Children under 2 years old are still allowed to sit on their parents' laps when flying on an airplane, the government said Thursday.
/ Source: The Associated Press

Children under 2 years old will still be allowed to sit on their parents' laps when flying on an airplane, the government said Thursday.

The Federal Aviation Administration had considered making safety seats mandatory on planes for small children. That would require parents to buy extra plane tickets, which they don't now have to do for children under 2.

The FAA therefore concluded that requiring the safety seats would prompt cost-conscious travelers to drive, which is statistically more dangerous than flying.

Last year, nearly 43,000 people died in highway accidents. Thirteen died on commercial airline flights.

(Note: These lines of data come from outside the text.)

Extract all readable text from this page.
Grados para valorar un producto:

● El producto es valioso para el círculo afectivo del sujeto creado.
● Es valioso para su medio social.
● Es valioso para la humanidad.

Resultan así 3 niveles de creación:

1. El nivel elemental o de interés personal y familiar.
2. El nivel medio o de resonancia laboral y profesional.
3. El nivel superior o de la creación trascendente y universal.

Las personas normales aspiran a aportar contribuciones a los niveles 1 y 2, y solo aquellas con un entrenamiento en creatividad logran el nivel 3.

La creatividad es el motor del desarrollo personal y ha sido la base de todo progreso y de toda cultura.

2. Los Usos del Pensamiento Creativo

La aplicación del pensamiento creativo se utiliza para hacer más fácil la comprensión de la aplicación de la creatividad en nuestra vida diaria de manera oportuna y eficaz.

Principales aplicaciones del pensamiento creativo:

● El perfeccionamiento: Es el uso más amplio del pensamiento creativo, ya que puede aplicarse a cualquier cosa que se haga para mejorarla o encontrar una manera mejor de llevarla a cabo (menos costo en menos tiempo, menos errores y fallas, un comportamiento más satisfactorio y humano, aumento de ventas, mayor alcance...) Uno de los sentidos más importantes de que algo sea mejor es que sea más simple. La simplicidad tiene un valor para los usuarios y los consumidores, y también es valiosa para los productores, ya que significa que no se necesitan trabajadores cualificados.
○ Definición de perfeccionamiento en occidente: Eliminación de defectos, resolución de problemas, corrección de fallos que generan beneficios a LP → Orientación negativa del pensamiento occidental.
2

The National Transportation Safety Board and the American Academy of Pediatrics have pushed to require child safety seats on airlines.

The safety board's acting chairman, Mark Rosenker, said the decision presented an unnecessary risk to children.

"During takeoff, landing and turbulence, adults are required to be buckled up, baggage and coffee pots are stowed, computers are turned off and put away, yet infants and toddlers need not be restrained," Rosenker said in a statement.

FAA spokesman Greg Martin said requiring the seats would harm more children than it would protect.

"A lap child held firmly by a parent doesn't result in second- or third-degree burns like an unsecured pot of coffee," Martin said.

Three children who sat in their parents' laps were among the 309 who survived the fiery crash of an Air France Airbus A340 after it overshot the Toronto runway, Martin noted.

Many airlines offer half-price tickets so parents can be sure their child will fly in a safety seat.

Since 1978, nine children under 2 have died in plane crashes, the FAA said. Three deaths could have been prevented in 25 years if a child restraint system had been used, but more deaths might have occurred if their parents had chosen to drive instead.

A White House commission report in 1996 said the FAA should require restraints for all infants and children less than 40 inches and weighing less than 40 pounds.